Study Examines Factors Affecting Readiness for Implementation of VA's Patient-Aligned Care Team Model
In the face of growing concerns over the quality and viability of the current system of primary care, the Patient-Centered Medical Home (PCMH) has emerged as a promising alternative care-delivery model. In 2010, VA launched one of the largest PCMH initiatives to date — the Patient-Aligned Care Team (PACT) model — with the goal of transforming primary care clinics across more than 850 hospital-based medical centers and community-based outpatient clinics (CBOCs) by the end of 2014. The focus of early PACT implementation was on training pilot teams from each facility, funding additional staff, leveraging existing space and technology resources, and redesigning existing processes. This study sought to describe the impact of readiness for implementation on the efforts of 32 pilot teams to make changes to improve access to healthcare for Veterans — and to identify successful strategies to overcome barriers to change. Investigators conducted site visits and interviews with implementation teams that included administrators, primary care providers, and staff from 56 primary care clinics located at 10 VAMCs and 45 CBOCs across six states. In addition, internal organizational documents were reviewed. All data collection took place between 4/10 and 12/11.
- Key factors related to readiness for implementation (or lack thereof) had an impact on which interventions pilot teams could put into place, as well as viability and sustainability of access gains:
- o Leadership Engagement. Lack of leadership engagement/support posed a barrier to open access, however, strategies to engage/educate administrators led to successful interventions to improve access.
- o Staffing Resources. Lack of personnel to staff PACT teams was a barrier to improving access; at sites where funds were made available to hire new staff or where teams were able to re-configure existing staff, access interventions were more often implemented.
- o Access to Information and Knowledge. Having experienced staff who could generate reports from the electronic medical record was a major facilitator of access interventions.

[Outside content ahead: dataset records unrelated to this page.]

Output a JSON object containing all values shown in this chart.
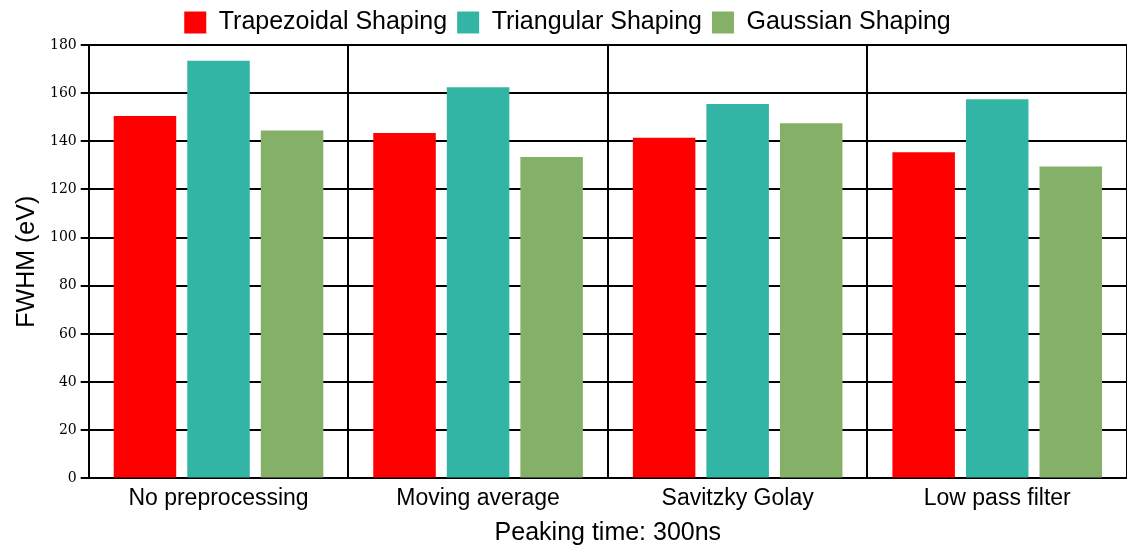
{
  "chart_data": {
    "type": "bar",
    "xlabel": "Peaking time: 300ns",
    "ylabel": "FWHM (eV)",
    "categories": [
      "No preprocessing",
      "Moving average",
      "Savitzky Golay",
      "Low pass filter"
    ],
    "series": [
      {
        "name": "Trapezoidal Shaping",
        "color": "#ff0000",
        "values": [
          150.5,
          143.5,
          141.5,
          135.5
        ]
      },
      {
        "name": "Triangular Shaping",
        "color": "#33b5a5",
        "values": [
          173.5,
          162.5,
          155.5,
          157.5
        ]
      },
      {
        "name": "Gaussian Shaping",
        "color": "#84b167",
        "values": [
          144.5,
          133.5,
          147.5,
          129.5
        ]
      }
    ],
    "ylim": [
      0,
      180
    ],
    "yticks": [
      0,
      20,
      40,
      60,
      80,
      100,
      120,
      140,
      160,
      180
    ],
    "grid": true,
    "legend": "top"
  }
}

- Pilot teams used a number of effective strategies for improving access, i.e., extending time between appointments for some Veterans; reorganizing clinic schedules in order to provide a mix of face-to-face, telephone, and same-day appointments; and contacting Veterans after an ED visit to determine appropriate follow-up care.
- The authors note that wide variations in interventions to improve access occurred across sites, which has important implications for efforts to measure the impact of enhanced access on patient outcomes, costs, and other systems level indicators of the PACT model's success.
- Face-to-face interactions with early adopters were limited to initial site visits and observations at Learning Collaboratives.
- Follow-up interviews were typically conducted with just one person. The extent to which this person knew the consistency with which changes were implemented may be limited.
The VISN 4 Center for Evaluation of PACT (CEPACT) is funded through the VHA Office of Primary Care. All authors are part of CEPACT; Drs. True, Shea, Asch, and Werner (CEPACT Director) are also part of HSR&D's Center for Health Equity Research and Promotion, Philadelphia.
True G, Butler A, Lamparska B, Lempa M, Shea J, Asch D, and Werner R. Open Access in the Patient-Centered Medical Home: Lessons from the Veterans Health Administration. Journal of General Internal Medicine November 29, 2012;e-pub ahead of print.